Video game writer Niles River loves the work he does at Third Wave Studios: creating games with mass appeal that feature women, people of color, and LGBTQ characters. To make his job even better, his best friend is his boss, and his twin brother works beside him. And they mostly agree that being on the forefront of social change is worth dealing with trollish vitriol—Niles is more worried about his clingy ex and their closeted intern’s crush on his brother than he is about internet harassment.
But now the bodies on the ground are no longer virtual, and someone’s started hand-delivering threats to Niles’s door. The vendetta against Third Wave has escalated, and to make matters worse, the investigating detective is an old flame who left Niles heartbroken for a life in the closet.

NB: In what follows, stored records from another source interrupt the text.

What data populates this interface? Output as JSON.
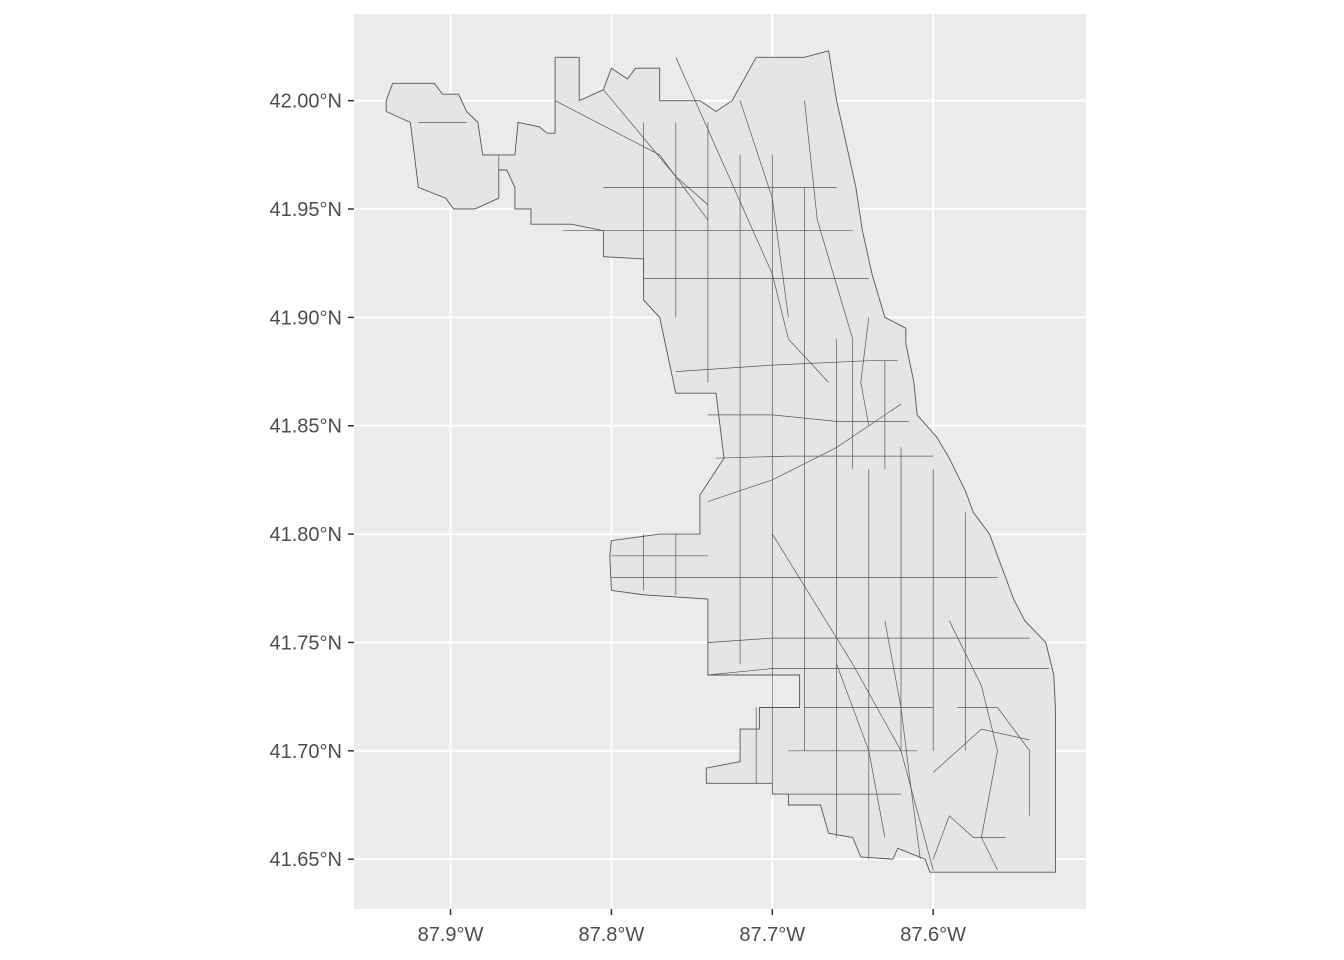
{
  "plot": {
    "panel_background": "#ebebeb",
    "grid_color": "#ffffff",
    "polygon_fill": "#e5e5e5",
    "polygon_stroke": "#555555",
    "label_color": "#4d4d4d"
  },
  "axes": {
    "x": {
      "ticks": [
        -87.9,
        -87.8,
        -87.7,
        -87.6
      ],
      "labels": [
        "87.9°W",
        "87.8°W",
        "87.7°W",
        "87.6°W"
      ],
      "range": [
        -87.96,
        -87.505
      ]
    },
    "y": {
      "ticks": [
        42.0,
        41.95,
        41.9,
        41.85,
        41.8,
        41.75,
        41.7,
        41.65
      ],
      "labels": [
        "42.00°N",
        "41.95°N",
        "41.90°N",
        "41.85°N",
        "41.80°N",
        "41.75°N",
        "41.70°N",
        "41.65°N"
      ],
      "range": [
        41.627,
        42.04
      ]
    }
  },
  "map_data": {
    "type": "choropleth-outline",
    "region": "Chicago census tracts",
    "outline": [
      [
        -87.94,
        42.0
      ],
      [
        -87.936,
        42.008
      ],
      [
        -87.91,
        42.008
      ],
      [
        -87.905,
        42.003
      ],
      [
        -87.895,
        42.003
      ],
      [
        -87.89,
        41.995
      ],
      [
        -87.883,
        41.99
      ],
      [
        -87.88,
        41.975
      ],
      [
        -87.87,
        41.975
      ],
      [
        -87.86,
        41.975
      ],
      [
        -87.858,
        41.99
      ],
      [
        -87.845,
        41.988
      ],
      [
        -87.84,
        41.985
      ],
      [
        -87.835,
        41.985
      ],
      [
        -87.835,
        42.02
      ],
      [
        -87.82,
        42.02
      ],
      [
        -87.82,
        42.0
      ],
      [
        -87.805,
        42.005
      ],
      [
        -87.8,
        42.015
      ],
      [
        -87.79,
        42.01
      ],
      [
        -87.785,
        42.015
      ],
      [
        -87.77,
        42.015
      ],
      [
        -87.77,
        42.0
      ],
      [
        -87.745,
        42.0
      ],
      [
        -87.735,
        41.995
      ],
      [
        -87.725,
        42.0
      ],
      [
        -87.71,
        42.02
      ],
      [
        -87.68,
        42.02
      ],
      [
        -87.665,
        42.023
      ],
      [
        -87.66,
        42.0
      ],
      [
        -87.654,
        41.98
      ],
      [
        -87.648,
        41.96
      ],
      [
        -87.644,
        41.94
      ],
      [
        -87.638,
        41.92
      ],
      [
        -87.63,
        41.9
      ],
      [
        -87.617,
        41.895
      ],
      [
        -87.617,
        41.888
      ],
      [
        -87.612,
        41.87
      ],
      [
        -87.61,
        41.855
      ],
      [
        -87.598,
        41.845
      ],
      [
        -87.59,
        41.835
      ],
      [
        -87.58,
        41.82
      ],
      [
        -87.575,
        41.81
      ],
      [
        -87.565,
        41.8
      ],
      [
        -87.56,
        41.79
      ],
      [
        -87.555,
        41.78
      ],
      [
        -87.55,
        41.77
      ],
      [
        -87.543,
        41.76
      ],
      [
        -87.53,
        41.75
      ],
      [
        -87.525,
        41.735
      ],
      [
        -87.524,
        41.72
      ],
      [
        -87.524,
        41.7
      ],
      [
        -87.524,
        41.644
      ],
      [
        -87.602,
        41.644
      ],
      [
        -87.605,
        41.65
      ],
      [
        -87.622,
        41.655
      ],
      [
        -87.625,
        41.65
      ],
      [
        -87.645,
        41.651
      ],
      [
        -87.65,
        41.66
      ],
      [
        -87.665,
        41.662
      ],
      [
        -87.67,
        41.675
      ],
      [
        -87.69,
        41.675
      ],
      [
        -87.69,
        41.68
      ],
      [
        -87.7,
        41.68
      ],
      [
        -87.7,
        41.685
      ],
      [
        -87.741,
        41.685
      ],
      [
        -87.741,
        41.692
      ],
      [
        -87.72,
        41.695
      ],
      [
        -87.72,
        41.71
      ],
      [
        -87.708,
        41.71
      ],
      [
        -87.708,
        41.72
      ],
      [
        -87.683,
        41.72
      ],
      [
        -87.683,
        41.735
      ],
      [
        -87.74,
        41.735
      ],
      [
        -87.74,
        41.77
      ],
      [
        -87.78,
        41.772
      ],
      [
        -87.8,
        41.774
      ],
      [
        -87.801,
        41.79
      ],
      [
        -87.8,
        41.797
      ],
      [
        -87.77,
        41.8
      ],
      [
        -87.745,
        41.8
      ],
      [
        -87.745,
        41.818
      ],
      [
        -87.73,
        41.835
      ],
      [
        -87.735,
        41.865
      ],
      [
        -87.76,
        41.865
      ],
      [
        -87.77,
        41.9
      ],
      [
        -87.78,
        41.908
      ],
      [
        -87.78,
        41.927
      ],
      [
        -87.805,
        41.928
      ],
      [
        -87.805,
        41.94
      ],
      [
        -87.825,
        41.943
      ],
      [
        -87.85,
        41.943
      ],
      [
        -87.85,
        41.95
      ],
      [
        -87.86,
        41.95
      ],
      [
        -87.86,
        41.96
      ],
      [
        -87.865,
        41.968
      ],
      [
        -87.87,
        41.968
      ],
      [
        -87.87,
        41.955
      ],
      [
        -87.885,
        41.95
      ],
      [
        -87.898,
        41.95
      ],
      [
        -87.903,
        41.955
      ],
      [
        -87.92,
        41.96
      ],
      [
        -87.925,
        41.99
      ],
      [
        -87.94,
        41.995
      ],
      [
        -87.94,
        42.0
      ]
    ],
    "interior_lines": [
      [
        [
          -87.92,
          41.99
        ],
        [
          -87.89,
          41.99
        ]
      ],
      [
        [
          -87.88,
          41.975
        ],
        [
          -87.87,
          41.975
        ],
        [
          -87.87,
          41.968
        ]
      ],
      [
        [
          -87.835,
          42.0
        ],
        [
          -87.77,
          41.975
        ],
        [
          -87.74,
          41.945
        ]
      ],
      [
        [
          -87.805,
          42.005
        ],
        [
          -87.76,
          41.965
        ],
        [
          -87.74,
          41.952
        ]
      ],
      [
        [
          -87.76,
          42.02
        ],
        [
          -87.7,
          41.92
        ],
        [
          -87.69,
          41.89
        ],
        [
          -87.665,
          41.87
        ]
      ],
      [
        [
          -87.72,
          42.0
        ],
        [
          -87.7,
          41.955
        ],
        [
          -87.69,
          41.9
        ]
      ],
      [
        [
          -87.68,
          42.0
        ],
        [
          -87.672,
          41.945
        ],
        [
          -87.66,
          41.915
        ],
        [
          -87.65,
          41.89
        ]
      ],
      [
        [
          -87.64,
          41.9
        ],
        [
          -87.645,
          41.87
        ],
        [
          -87.64,
          41.85
        ]
      ],
      [
        [
          -87.74,
          41.815
        ],
        [
          -87.7,
          41.825
        ],
        [
          -87.66,
          41.84
        ],
        [
          -87.62,
          41.86
        ]
      ],
      [
        [
          -87.7,
          41.8
        ],
        [
          -87.65,
          41.74
        ],
        [
          -87.62,
          41.7
        ],
        [
          -87.6,
          41.645
        ]
      ],
      [
        [
          -87.63,
          41.76
        ],
        [
          -87.62,
          41.72
        ],
        [
          -87.615,
          41.69
        ],
        [
          -87.608,
          41.65
        ]
      ],
      [
        [
          -87.59,
          41.76
        ],
        [
          -87.57,
          41.73
        ],
        [
          -87.56,
          41.7
        ]
      ],
      [
        [
          -87.66,
          41.74
        ],
        [
          -87.64,
          41.7
        ],
        [
          -87.63,
          41.66
        ]
      ],
      [
        [
          -87.585,
          41.72
        ],
        [
          -87.56,
          41.72
        ],
        [
          -87.54,
          41.7
        ],
        [
          -87.54,
          41.67
        ]
      ],
      [
        [
          -87.6,
          41.69
        ],
        [
          -87.57,
          41.71
        ],
        [
          -87.54,
          41.705
        ]
      ],
      [
        [
          -87.6,
          41.65
        ],
        [
          -87.59,
          41.67
        ],
        [
          -87.575,
          41.66
        ],
        [
          -87.555,
          41.66
        ]
      ],
      [
        [
          -87.56,
          41.7
        ],
        [
          -87.57,
          41.66
        ],
        [
          -87.56,
          41.645
        ]
      ],
      [
        [
          -87.805,
          41.96
        ],
        [
          -87.78,
          41.96
        ],
        [
          -87.74,
          41.96
        ],
        [
          -87.7,
          41.96
        ],
        [
          -87.66,
          41.96
        ]
      ],
      [
        [
          -87.83,
          41.94
        ],
        [
          -87.74,
          41.94
        ],
        [
          -87.65,
          41.94
        ]
      ],
      [
        [
          -87.78,
          41.918
        ],
        [
          -87.74,
          41.918
        ],
        [
          -87.7,
          41.918
        ],
        [
          -87.64,
          41.918
        ]
      ],
      [
        [
          -87.76,
          41.875
        ],
        [
          -87.7,
          41.878
        ],
        [
          -87.64,
          41.88
        ],
        [
          -87.622,
          41.88
        ]
      ],
      [
        [
          -87.74,
          41.855
        ],
        [
          -87.7,
          41.855
        ],
        [
          -87.66,
          41.852
        ],
        [
          -87.615,
          41.852
        ]
      ],
      [
        [
          -87.735,
          41.835
        ],
        [
          -87.69,
          41.836
        ],
        [
          -87.64,
          41.836
        ],
        [
          -87.6,
          41.836
        ]
      ],
      [
        [
          -87.8,
          41.78
        ],
        [
          -87.76,
          41.78
        ],
        [
          -87.7,
          41.78
        ],
        [
          -87.65,
          41.78
        ],
        [
          -87.56,
          41.78
        ]
      ],
      [
        [
          -87.74,
          41.75
        ],
        [
          -87.7,
          41.752
        ],
        [
          -87.64,
          41.752
        ],
        [
          -87.54,
          41.752
        ]
      ],
      [
        [
          -87.74,
          41.735
        ],
        [
          -87.7,
          41.738
        ],
        [
          -87.64,
          41.738
        ],
        [
          -87.58,
          41.738
        ],
        [
          -87.528,
          41.738
        ]
      ],
      [
        [
          -87.68,
          41.72
        ],
        [
          -87.64,
          41.72
        ],
        [
          -87.6,
          41.72
        ]
      ],
      [
        [
          -87.69,
          41.7
        ],
        [
          -87.65,
          41.7
        ],
        [
          -87.61,
          41.7
        ]
      ],
      [
        [
          -87.69,
          41.68
        ],
        [
          -87.65,
          41.68
        ],
        [
          -87.62,
          41.68
        ]
      ],
      [
        [
          -87.78,
          41.99
        ],
        [
          -87.78,
          41.92
        ]
      ],
      [
        [
          -87.76,
          41.99
        ],
        [
          -87.76,
          41.9
        ]
      ],
      [
        [
          -87.74,
          41.99
        ],
        [
          -87.74,
          41.87
        ]
      ],
      [
        [
          -87.72,
          41.975
        ],
        [
          -87.72,
          41.84
        ],
        [
          -87.72,
          41.74
        ]
      ],
      [
        [
          -87.7,
          41.975
        ],
        [
          -87.7,
          41.685
        ]
      ],
      [
        [
          -87.68,
          41.96
        ],
        [
          -87.68,
          41.7
        ]
      ],
      [
        [
          -87.66,
          41.89
        ],
        [
          -87.66,
          41.66
        ]
      ],
      [
        [
          -87.64,
          41.83
        ],
        [
          -87.64,
          41.65
        ]
      ],
      [
        [
          -87.62,
          41.84
        ],
        [
          -87.62,
          41.7
        ]
      ],
      [
        [
          -87.6,
          41.83
        ],
        [
          -87.6,
          41.7
        ]
      ],
      [
        [
          -87.58,
          41.81
        ],
        [
          -87.58,
          41.7
        ]
      ],
      [
        [
          -87.8,
          41.79
        ],
        [
          -87.74,
          41.79
        ]
      ],
      [
        [
          -87.78,
          41.8
        ],
        [
          -87.78,
          41.774
        ]
      ],
      [
        [
          -87.76,
          41.8
        ],
        [
          -87.76,
          41.772
        ]
      ],
      [
        [
          -87.71,
          41.72
        ],
        [
          -87.71,
          41.685
        ]
      ],
      [
        [
          -87.65,
          41.89
        ],
        [
          -87.65,
          41.83
        ]
      ],
      [
        [
          -87.63,
          41.88
        ],
        [
          -87.63,
          41.83
        ]
      ]
    ]
  }
}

No change happens without pain, but can Niles justify continuing on with Third Wave when the cost is the blood of others? If he does, the last scene he writes may be his own death.
I thought this was going to be romantic suspense with a m/m romance and that combination sounded great. It turned out to have a different focus.
The video gaming industry is front and center with a lens on discrimination practices by players and developers. The main character, Niles River, has just introduced a game that flies in the face of the stereotypes for women, people of color and LGBTQ characters. The haters come out in force spewing vitriol through social media and other outlets. When fans of the game end up dead and Niles receives threats that go beyond the typical, the police get involved, bringing in a detective from his past.
The emphasis on the gamer world and the activism for change eclipse both the mystery and the romance. I might have had a better experience if I was a player and understood anything about today’s popular games. It was extremely educational and enlightening, just not what I was expecting or interested in.
It’s a well written story and a tribute to those attempting to change the gaming environment. The discriminatory images are deplorable and behaviors not much better. I’m glad I read the story but wish I had had a better understanding of the subject matter.